Nella denuncia, trasmessa il 23 gennaio scorso, Li Gotti, citando i reati, ricorda che secondo il reato di favoreggiamento personale (art. 378 co.1 cod.pen.) "chiunque, dopo che fu commesso un delitto per il quale la legge stabilisce l'ergastolo o la reclusione, e fuori dei casi di concorso nel medesimo, aiuta taluno a eludere le investigazioni dell'Autorità, comprese quelle svolte da organi della Corte penale internazionale, o a sottrarsi alle ricerche effettuate dai medesimi soggetti, è punito con la reclusione fino a quattro anni".
Il penalista ha denunciato la premier e i ministri in relazione "alla liberazione di Osama Almasri, catturato su mandato della Corte Penale Internazionale, con l'accusa di tortura, assassinio, violenza sessuale, minaccia, lavori forzati, lesioni in danno di un numero imprecisato di vittime detenute in centri di detenzione libiche".
Gli atti sono stati trasmessi al Tribunale dei ministri, secondo quanto riportato nella comunicazione di "iscrizione nel registro delle notizie di reato", firmato dal procuratore Francesco Lo Voi.
Proteste in Aula dopo la notizia dell'avviso di garanzia a Meloni
Alla notizia dell'avviso di garanzia in Aula si sono registrate tensioni.
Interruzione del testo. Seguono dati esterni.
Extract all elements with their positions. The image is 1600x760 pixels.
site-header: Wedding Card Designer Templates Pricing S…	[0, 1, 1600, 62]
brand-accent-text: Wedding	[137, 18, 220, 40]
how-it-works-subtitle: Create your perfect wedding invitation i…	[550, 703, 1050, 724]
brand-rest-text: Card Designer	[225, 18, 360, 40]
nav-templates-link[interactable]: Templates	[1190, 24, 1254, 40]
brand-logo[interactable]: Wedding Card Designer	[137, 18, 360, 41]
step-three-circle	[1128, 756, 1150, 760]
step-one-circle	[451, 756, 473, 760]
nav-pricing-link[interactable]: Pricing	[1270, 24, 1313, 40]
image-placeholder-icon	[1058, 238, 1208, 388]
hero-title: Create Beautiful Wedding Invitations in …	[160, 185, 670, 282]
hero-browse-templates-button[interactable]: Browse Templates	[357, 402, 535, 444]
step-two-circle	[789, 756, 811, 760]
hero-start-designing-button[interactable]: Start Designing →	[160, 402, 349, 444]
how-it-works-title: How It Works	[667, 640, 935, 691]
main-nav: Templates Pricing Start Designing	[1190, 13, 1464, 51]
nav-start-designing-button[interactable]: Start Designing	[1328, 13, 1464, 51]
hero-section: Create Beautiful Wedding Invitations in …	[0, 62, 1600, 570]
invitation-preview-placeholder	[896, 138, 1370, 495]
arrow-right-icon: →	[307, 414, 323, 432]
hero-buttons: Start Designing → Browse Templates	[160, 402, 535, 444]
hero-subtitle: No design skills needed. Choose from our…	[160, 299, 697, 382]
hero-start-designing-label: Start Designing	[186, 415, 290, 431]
Nicola Fratoianni (Avs), che stava parlando delle mozioni sul Medio Oriente, ha introdotto il tema suscitando le proteste della maggioranza. "Consiglierei un po' di relax ai colleghi della destra. Io parlo di quel che voglio. La notizia di un avviso di garanzia al presidente del Consiglio, ai ministri di Interni e Giustizia in relazione al caso Almasri è perfettamente attinente".
"E infatti non le ho tolto la parola…Colleghi per favore, vi prego…", ha risposto Giorgio Mulè cercando di riportare la calma. Nell'Aula di Montecitorio è partito anche un applauso di sostegno per la premier e per i ministri. "Esprimo tutta la solidarietà di Fdi al primo ministro e ai componenti del governo raggiunti da un avviso di garanzia. Per riprendere le parole di Meloni: non è ricattabile, non è condizionabile, insieme all'applauso, rivolgiamo un abbraccio corale a chi lavora quotidianamente per il bene del paese", ha detto Stefano Maullu (Fdi) prendendo la parola in Aula. I colleghi di partito si sono alzati in piedi e hanno applaudito a lungo.
Giovedì scorso il ministro dell'Interno Piantedosi, durante il question time al Senato, ha spiegato che il generale libico è stato rimandato a Tripoli per via della sua "pericolosità", e ha rimandato i dettagli della questione all'informativa inizialmente fissata per domani e poi annullata, in cui era previsto anche il ministro della Giustizia Carlo Nordio. Secondo quanto ricostruito dal titolare del Viminale in Aula, l'uomo sarebbe stato rilasciato per poi essere rimpatriato a Tripoli "per ragioni di urgenza e sicurezza, vista la pericolosità del soggetto". Una tesi che non regge, secondo le opposizioni, che accusano invece il Guardasigilli di inerzia.